The free-trade umbrella now includes Chile, Central America, the Dominican Republic and Peru, with Colombia and Panama waiting in the wings.

But all that doesn't impress the critics.

“Certainly, there is no consistent pattern of interest or concern in the administration for Latin America,” said Riordan Roett, of the Johns Hopkins School of Advanced International Studies and an informal advisor to Sen. Barack Obama's campaign. "Maybe we can't expect this, but there's been no grand scheme, broader integration between the U.S. and Latin America. We're each kind of going our own way.”

Luigi Einaudi, a former U.S. diplomat and head of the Organization of American States, says the United States would generate more goodwill if it shuttered the Guantanamo Bay detention center in Cuba, passed a free-trade agreement with Colombia and stopped deporting 70,000 “criminal aliens” every year to countries in Latin America and the Caribbean ill-equipped to receive them.

Some critics say changing the Cuba policy also will help.
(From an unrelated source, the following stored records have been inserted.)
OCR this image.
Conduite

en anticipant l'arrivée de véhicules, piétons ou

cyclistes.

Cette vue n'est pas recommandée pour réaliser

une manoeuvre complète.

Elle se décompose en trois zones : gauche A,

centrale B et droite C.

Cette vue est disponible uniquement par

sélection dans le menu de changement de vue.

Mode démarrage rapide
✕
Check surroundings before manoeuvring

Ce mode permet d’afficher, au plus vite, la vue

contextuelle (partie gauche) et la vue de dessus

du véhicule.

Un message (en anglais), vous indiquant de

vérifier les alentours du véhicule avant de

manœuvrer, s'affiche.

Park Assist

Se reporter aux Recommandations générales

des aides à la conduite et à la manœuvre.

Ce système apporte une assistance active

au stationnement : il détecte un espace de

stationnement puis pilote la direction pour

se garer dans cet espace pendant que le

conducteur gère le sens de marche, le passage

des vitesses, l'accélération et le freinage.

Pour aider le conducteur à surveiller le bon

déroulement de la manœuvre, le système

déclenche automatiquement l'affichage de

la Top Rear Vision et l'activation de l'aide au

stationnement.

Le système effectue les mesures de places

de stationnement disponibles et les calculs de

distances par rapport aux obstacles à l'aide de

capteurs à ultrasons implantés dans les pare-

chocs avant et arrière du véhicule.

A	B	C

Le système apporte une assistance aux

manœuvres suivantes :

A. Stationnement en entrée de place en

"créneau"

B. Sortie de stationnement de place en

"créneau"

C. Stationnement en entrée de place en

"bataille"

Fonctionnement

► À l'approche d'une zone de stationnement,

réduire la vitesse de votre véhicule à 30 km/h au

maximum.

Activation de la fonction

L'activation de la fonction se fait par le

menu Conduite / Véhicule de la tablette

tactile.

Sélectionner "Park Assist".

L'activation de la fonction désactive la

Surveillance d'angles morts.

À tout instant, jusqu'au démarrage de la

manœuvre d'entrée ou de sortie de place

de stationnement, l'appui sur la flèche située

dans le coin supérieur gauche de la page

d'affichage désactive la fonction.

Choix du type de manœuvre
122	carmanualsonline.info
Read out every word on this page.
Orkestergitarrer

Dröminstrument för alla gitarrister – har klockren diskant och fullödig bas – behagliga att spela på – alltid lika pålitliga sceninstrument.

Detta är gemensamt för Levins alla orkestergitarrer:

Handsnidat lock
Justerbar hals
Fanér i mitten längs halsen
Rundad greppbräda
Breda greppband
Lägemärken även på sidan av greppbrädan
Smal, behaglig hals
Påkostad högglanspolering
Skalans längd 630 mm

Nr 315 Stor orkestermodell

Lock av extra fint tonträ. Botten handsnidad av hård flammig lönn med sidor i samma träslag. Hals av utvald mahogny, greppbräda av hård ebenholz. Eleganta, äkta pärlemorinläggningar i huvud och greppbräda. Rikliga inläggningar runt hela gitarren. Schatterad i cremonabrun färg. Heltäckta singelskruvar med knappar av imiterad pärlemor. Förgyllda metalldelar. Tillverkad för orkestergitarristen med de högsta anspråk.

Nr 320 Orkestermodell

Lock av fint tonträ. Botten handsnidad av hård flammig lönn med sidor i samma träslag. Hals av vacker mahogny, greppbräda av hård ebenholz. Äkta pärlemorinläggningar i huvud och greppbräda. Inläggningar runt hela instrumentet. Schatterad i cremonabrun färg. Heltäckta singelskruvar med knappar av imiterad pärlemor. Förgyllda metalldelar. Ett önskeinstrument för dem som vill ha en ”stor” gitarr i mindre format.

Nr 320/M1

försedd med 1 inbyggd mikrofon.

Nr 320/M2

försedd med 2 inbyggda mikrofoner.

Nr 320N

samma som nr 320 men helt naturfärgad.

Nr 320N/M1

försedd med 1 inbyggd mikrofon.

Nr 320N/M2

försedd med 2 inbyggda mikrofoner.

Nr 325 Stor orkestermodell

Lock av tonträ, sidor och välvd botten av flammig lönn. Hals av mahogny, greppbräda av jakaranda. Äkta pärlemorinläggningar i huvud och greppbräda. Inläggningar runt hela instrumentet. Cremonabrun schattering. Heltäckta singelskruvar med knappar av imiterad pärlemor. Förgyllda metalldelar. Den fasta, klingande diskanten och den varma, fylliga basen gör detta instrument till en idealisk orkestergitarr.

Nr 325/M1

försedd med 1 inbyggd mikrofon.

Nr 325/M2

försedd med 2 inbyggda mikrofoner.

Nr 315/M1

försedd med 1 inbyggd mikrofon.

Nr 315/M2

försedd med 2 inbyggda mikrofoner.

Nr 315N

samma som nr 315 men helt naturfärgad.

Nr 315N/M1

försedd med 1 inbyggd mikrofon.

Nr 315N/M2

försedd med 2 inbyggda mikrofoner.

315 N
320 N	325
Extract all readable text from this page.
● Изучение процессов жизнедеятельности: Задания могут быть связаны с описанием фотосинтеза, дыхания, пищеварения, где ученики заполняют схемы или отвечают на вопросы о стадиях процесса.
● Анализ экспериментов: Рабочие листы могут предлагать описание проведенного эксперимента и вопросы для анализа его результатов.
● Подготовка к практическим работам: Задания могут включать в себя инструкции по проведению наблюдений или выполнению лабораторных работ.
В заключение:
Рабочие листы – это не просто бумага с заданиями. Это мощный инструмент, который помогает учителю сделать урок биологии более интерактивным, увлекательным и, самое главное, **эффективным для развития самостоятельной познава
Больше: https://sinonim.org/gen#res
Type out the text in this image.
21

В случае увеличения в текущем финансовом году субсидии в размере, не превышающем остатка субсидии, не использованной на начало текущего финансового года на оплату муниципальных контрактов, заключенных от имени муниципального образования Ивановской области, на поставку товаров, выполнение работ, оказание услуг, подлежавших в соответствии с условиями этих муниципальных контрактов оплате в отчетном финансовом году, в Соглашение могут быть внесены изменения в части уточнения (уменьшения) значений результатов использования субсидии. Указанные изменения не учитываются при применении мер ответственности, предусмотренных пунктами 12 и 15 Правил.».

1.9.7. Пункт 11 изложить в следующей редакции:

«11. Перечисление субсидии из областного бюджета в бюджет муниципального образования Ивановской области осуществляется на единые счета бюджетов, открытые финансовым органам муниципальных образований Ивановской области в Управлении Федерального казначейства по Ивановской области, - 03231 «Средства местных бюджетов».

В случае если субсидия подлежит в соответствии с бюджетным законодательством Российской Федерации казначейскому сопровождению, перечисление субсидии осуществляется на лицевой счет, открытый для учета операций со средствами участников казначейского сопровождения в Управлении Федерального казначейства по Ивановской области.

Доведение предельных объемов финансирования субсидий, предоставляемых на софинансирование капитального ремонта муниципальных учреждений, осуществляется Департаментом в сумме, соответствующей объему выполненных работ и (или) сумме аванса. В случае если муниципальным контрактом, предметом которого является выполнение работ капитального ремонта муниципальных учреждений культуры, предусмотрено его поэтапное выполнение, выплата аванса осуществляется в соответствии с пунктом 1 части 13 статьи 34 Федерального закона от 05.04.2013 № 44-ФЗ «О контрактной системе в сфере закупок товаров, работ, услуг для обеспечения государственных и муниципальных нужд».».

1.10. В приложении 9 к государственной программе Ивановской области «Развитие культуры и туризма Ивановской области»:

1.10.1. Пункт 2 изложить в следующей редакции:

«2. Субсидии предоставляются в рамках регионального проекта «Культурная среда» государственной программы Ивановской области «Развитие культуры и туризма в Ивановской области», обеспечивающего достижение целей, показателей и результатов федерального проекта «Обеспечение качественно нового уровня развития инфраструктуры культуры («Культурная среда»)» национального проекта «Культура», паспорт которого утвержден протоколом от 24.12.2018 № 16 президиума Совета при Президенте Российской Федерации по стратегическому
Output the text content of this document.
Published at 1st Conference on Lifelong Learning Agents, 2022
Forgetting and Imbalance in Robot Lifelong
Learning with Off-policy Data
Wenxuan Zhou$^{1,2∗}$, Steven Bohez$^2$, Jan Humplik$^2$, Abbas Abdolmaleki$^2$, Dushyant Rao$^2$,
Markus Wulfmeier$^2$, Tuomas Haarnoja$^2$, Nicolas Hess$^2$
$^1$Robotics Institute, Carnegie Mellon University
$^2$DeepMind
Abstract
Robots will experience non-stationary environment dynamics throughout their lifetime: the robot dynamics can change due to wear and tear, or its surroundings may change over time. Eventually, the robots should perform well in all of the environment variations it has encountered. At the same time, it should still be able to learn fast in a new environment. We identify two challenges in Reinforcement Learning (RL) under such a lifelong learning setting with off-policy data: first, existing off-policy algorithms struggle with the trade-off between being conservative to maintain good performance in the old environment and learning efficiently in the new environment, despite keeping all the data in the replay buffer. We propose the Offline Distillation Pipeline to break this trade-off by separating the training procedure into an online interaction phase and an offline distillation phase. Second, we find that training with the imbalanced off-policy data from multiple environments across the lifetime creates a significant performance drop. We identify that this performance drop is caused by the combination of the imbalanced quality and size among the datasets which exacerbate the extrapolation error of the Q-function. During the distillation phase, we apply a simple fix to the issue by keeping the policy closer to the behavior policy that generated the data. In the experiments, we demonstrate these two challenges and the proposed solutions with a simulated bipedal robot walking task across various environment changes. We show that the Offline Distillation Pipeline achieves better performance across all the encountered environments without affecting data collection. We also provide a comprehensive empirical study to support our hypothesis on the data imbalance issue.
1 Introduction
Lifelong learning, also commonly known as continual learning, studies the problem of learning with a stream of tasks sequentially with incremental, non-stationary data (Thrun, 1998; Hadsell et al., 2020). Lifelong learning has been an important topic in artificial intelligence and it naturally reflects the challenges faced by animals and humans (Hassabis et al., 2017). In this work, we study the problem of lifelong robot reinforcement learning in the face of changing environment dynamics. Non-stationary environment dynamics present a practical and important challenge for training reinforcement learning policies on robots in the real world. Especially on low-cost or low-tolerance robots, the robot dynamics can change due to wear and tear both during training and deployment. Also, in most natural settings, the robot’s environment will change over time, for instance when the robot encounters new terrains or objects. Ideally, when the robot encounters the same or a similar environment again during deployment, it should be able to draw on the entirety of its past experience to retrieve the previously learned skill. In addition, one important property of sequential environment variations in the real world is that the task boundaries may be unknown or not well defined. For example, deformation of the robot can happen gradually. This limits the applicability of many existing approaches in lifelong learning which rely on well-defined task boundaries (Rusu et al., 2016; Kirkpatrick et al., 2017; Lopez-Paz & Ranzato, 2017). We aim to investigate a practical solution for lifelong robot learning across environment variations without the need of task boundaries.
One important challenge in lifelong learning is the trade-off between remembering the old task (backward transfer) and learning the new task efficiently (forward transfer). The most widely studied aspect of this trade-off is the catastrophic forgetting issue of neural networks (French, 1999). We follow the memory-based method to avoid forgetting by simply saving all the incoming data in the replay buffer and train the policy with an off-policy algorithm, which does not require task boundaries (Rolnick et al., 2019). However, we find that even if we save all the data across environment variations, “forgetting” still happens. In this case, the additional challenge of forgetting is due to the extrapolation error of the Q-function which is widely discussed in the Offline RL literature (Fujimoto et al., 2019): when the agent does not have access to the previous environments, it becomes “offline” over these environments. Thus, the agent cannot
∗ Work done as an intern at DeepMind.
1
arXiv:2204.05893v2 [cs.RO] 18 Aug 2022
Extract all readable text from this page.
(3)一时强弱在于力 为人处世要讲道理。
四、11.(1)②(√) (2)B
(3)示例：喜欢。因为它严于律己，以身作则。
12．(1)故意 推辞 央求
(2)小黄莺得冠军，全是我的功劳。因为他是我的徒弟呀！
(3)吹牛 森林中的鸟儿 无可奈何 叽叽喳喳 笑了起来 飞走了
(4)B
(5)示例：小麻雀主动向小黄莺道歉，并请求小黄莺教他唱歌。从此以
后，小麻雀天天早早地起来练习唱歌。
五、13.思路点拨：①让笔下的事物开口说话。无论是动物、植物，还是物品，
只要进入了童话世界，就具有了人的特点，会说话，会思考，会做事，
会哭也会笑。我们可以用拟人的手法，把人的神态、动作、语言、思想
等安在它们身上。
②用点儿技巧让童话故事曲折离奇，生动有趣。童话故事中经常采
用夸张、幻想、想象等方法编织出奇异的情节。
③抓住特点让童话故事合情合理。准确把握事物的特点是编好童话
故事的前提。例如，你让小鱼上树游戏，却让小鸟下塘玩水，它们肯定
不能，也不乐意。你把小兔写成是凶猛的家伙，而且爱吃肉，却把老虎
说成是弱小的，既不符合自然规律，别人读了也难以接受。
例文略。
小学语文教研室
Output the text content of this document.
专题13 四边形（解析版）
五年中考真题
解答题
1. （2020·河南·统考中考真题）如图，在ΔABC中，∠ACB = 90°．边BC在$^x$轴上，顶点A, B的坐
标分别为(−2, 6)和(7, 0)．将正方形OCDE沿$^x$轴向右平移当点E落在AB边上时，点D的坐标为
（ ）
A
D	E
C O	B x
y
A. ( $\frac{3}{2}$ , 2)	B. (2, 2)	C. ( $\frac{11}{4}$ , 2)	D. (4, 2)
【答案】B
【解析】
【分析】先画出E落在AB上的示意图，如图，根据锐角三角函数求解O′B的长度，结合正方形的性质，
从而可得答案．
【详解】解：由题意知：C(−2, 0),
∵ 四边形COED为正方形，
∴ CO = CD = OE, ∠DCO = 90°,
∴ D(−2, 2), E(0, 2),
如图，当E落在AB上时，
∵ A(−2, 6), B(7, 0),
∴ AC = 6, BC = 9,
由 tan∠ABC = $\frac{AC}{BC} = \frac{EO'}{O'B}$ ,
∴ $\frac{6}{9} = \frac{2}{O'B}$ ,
A new Cuba approach, says Lawrence Wilkerson, a former chief of staff to Secretary of State Colin Powell, would be a “superb opening toward refurbishing” the Latin America policy that he describes as "bordering on failure.”

One program initiated by Bush is seen as working: the Millennium Challenge Corporation, which gives aid to countries that pass a set of 17 development indicators, put together by outside watchdogs like Transparency International.

John Danilovich, who heads the program, says MCC is so popular that even Nicaraguan President Daniel Ortega, an old Cold War foe and Chavez ally, had to admit as much when he visited an MCC program in the northern town of Chinandega.

With Danilovich at his side, Ortega ended his speech at a local plaza with the words "Viva Estados Unidos!"